RedOctane, Inc.
- Type: Subsidiary
- Industry: Video games
- Founded: 1999; 27 years ago
- Founders: Kai Huang Charles Huang
- Defunct: February 11, 2010
- Fate: Closed
- Headquarters: Mountain View, California, US
- Key people: Kai Huang (CEO and co-founder) Charles Huang (COO and co-founder) Kelly Sumner (Chief Executive Officer)
- Parent: Activision (2006–2010)

= RedOctane =

American video game company

RedOctane, Inc. was an American video game company. They were best known for producing the Guitar Hero series, beginning in November 2005. RedOctane became a wholly owned subsidiary of Activision in 2006, which later closed down in February 2010.

A new studio, RedOctane Games LLC, dedicated to rhythm games, was founded in August 2025 by several former RedOctane staff under the Freemode division of Embracer Group, with the original co-founders Kai and Charles Huang returning as advisors.

==History==
RedOctane was founded in 1999 by the brothers Kai Huang and Charles Huang. They got their beginnings operating the world's first online video game rental service, called WebGameZone. They soon began to create game accessories such as the Red Octane Ignition dance mat, joysticks, and other accessories to build upon already-existing musical games. After soon realizing that their game accessories were tied to the launch dates of the games they were producing for, Red Octane began producing games. Their first original game was a PlayStation 2 port of Roxor Games' arcade rhythm game In the Groove.

RedOctane teamed with developer Harmonix Music Systems to release Guitar Hero in November 2005 for the PlayStation 2. The game was successful, and RedOctane released a sequel in 2006 for the PlayStation 2 and Xbox 360.

In May 2006, video game publisher Activision announced plans to acquire RedOctane, completing the deal on June 6, 2006. Activision reportedly paid RedOctane $99.9 million in cash and common stock in the acquisition. After the Activision buy-out and a split from Harmonix, RedOctane utilized Activision-owned Neversoft to take the helm on Guitar Hero III: Legends of Rock, which was released in November 2007.

Gaming news site Kotaku called Guitar Hero an "instant cult classic". In its 26 first months after release, Guitar Hero generated over $1 billion in sales.

RedOctane released Guitar Hero World Tour in October 2008.

On February 11, 2010, Activision announced the closure of their RedOctane division.

==RedOctane Games==
Former staff of RedOctane and Vicarious Visions, which led Guitar Hero development at Activision after RedOctane's closure, announced in August 2025 a new studio RedOctane Games LLC under Embracer Freemode, dedicated to "advancing the rhythm game genre". Co-founders Charles and Kai Huang, who launched periphery manufacture CRKD (also a subsidiary of Embracer) following their departure from the original RedOctane will be returning in a special advisory capacity, with former Vicarious Visions studio head and former VP of Operations at Blizzard Entertainment Simon Ebejer leading the studio. The new RedOctane plans to reveal their first game later in 2025, supporting guitar controllers. Ebejer said that after the fall of the rhythm game market in 2009, fan-driven projects like Clone Hero and YARG had kept an active fan community, and subsequently with the release of Fortnite Festival, demonstrated there was a place for a premium rhythm game.

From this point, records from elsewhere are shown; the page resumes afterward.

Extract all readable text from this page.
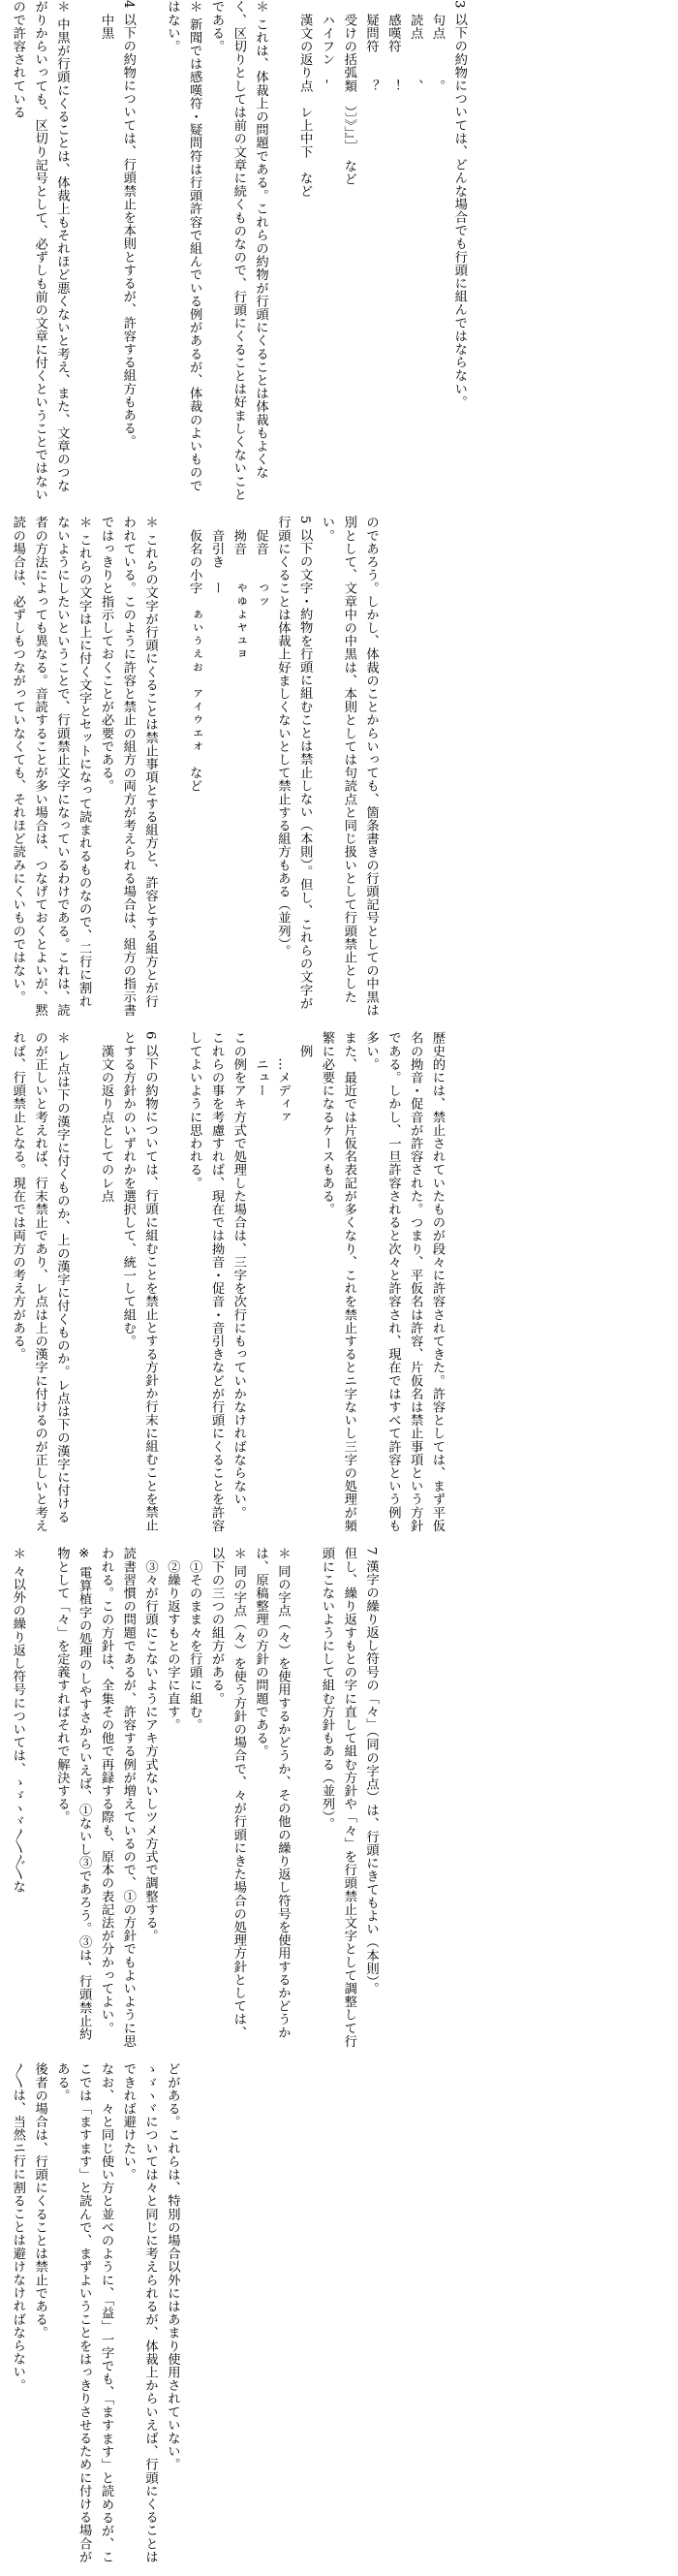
3 以下の約物については、どんな場合でも行頭に組んではならない。

　句点　　　。

　読点　　　、

　感嘆符　　！

　疑問符　　？

　受けの括弧類　）〕》」』］　など

　ハイフン　‐

　漢文の返り点　レ上中下　など

＊ これは、体裁上の問題である。これらの約物が行頭にくることは体裁もよくなく、区切りとしては前の文章に続くものなので、行頭にくることは好ましくないことである。

＊ 新聞では感嘆符・疑問符は行頭許容で組んでいる例があるが、体裁のよいものではない。

4 以下の約物については、行頭禁止を本則とするが、許容する組方もある。

　中黒

＊ 中黒が行頭にくることは、体裁上もそれほど悪くないと考え、また、文章のつながりからいっても、区切り記号として、必ずしも前の文章に付くということではないので許容されている

のであろう。しかし、体裁のことからいっても、箇条書きの行頭記号としての中黒は別として、文章中の中黒は、本則としては句読点と同じ扱いとして行頭禁止としたい。

5 以下の文字・約物を行頭に組むことは禁止しない（本則）。但し、これらの文字が行頭にくることは体裁上好ましくないとして禁止する組方もある（並列）。

　促音　　っッ

　拗音　　ゃゅょャュョ

　音引き　ー

　仮名の小字　ぁぃぅぇぉ　ァィゥェォ　など

＊ これらの文字が行頭にくることは禁止事項とする組方と、許容とする組方とが行われている。このように許容と禁止の組方の両方が考えられる場合は、組方の指示書ではっきりと指示しておくことが必要である。

＊ これらの文字は上に付く文字とセットになって読まれるものなので、二行に割れないようにしたいということで、行頭禁止文字になっているわけである。これは、読者の方法によっても異なる。音読することが多い場合は、つなげておくとよいが、黙読の場合は、必ずしもつながっていなくても、それほど読みにくいものではない。

歴史的には、禁止されていたものが段々に許容されてきた。許容としては、まず平仮名の拗音・促音が許容された。つまり、平仮名は許容、片仮名は禁止事項という方針である。しかし、一旦許容されると次々と許容され、現在ではすべて許容という例も多い。

また、最近では片仮名表記が多くなり、これを禁止するとニ字ないし三字の処理が頻繁に必要になるケースもある。

　例

　　…メディァ

　　ニュー

この例をアキ方式で処理した場合は、三字を次行にもっていかなければならない。

これらの事を考慮すれば、現在では拗音・促音・音引きなどが行頭にくることを許容してよいように思われる。

6 以下の約物については、行頭に組むことを禁止とする方針か行末に組むことを禁止とする方針かのいずれかを選択して、統一して組む。

　漢文の返り点としてのレ点

＊ レ点は下の漢字に付くものか、上の漢字に付くものか。レ点は下の漢字に付けるのが正しいと考えれば、行末禁止であり、レ点は上の漢字に付けるのが正しいと考えれば、行頭禁止となる。現在では両方の考え方がある。

7 漢字の繰り返し符号の「々」（同の字点）は、行頭にきてもよい（本則）。

但し、繰り返すもとの字に直して組む方針や「々」を行頭禁止文字として調整して行頭にこないようにして組む方針もある（並列）。

＊ 同の字点（々）を使用するかどうか、その他の繰り返し符号を使用するかどうかは、原稿整理の方針の問題である。

＊ 同の字点（々）を使う方針の場合で、々が行頭にきた場合の処理方針としては、以下の三つの組方がある。

　①そのまま々を行頭に組む。

　②繰り返すもとの字に直す。

　③々が行頭にこないようにアキ方式ないしツメ方式で調整する。

読書習慣の問題であるが、許容する例が増えているので、①の方針でもよいように思われる。この方針は、全集その他で再録する際も、原本の表記法が分かってよい。

※ 電算植字の処理のしやすさからいえば、①ないし③であろう。③は、行頭禁止約物として「々」を定義すればそれで解決する。

＊ 々以外の繰り返し符号については、ゝゞヽヾ〳〵〴〵な

どがある。これらは、特別の場合以外にはあまり使用されていない。

ゝゞヽヾについては々と同じに考えられるが、体裁上からいえば、行頭にくることはできれば避けたい。

なお、々と同じ使い方と並べのように、「益」一字でも、「ますます」と読めるが、ここでは「ますます」と読んで、まずよいうことをはっきりさせるために付ける場合がある。

後者の場合は、行頭にくることは禁止である。

〳〵は、当然ニ行に割ることは避けなければならない。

Their project, Stage Tour, was announced in February 2026 with a planned release on December 10th, 2026, with plans for release on Windows and consoles. It will support plastic instrument controllers with up to four players across guitar, groove/bass, vocals and drums, as well as support for standard computer keyboard controls and gamepads. Though planned for digital release, RedOctane also plans to release physical packages bundled with instruments for those without existing controllers.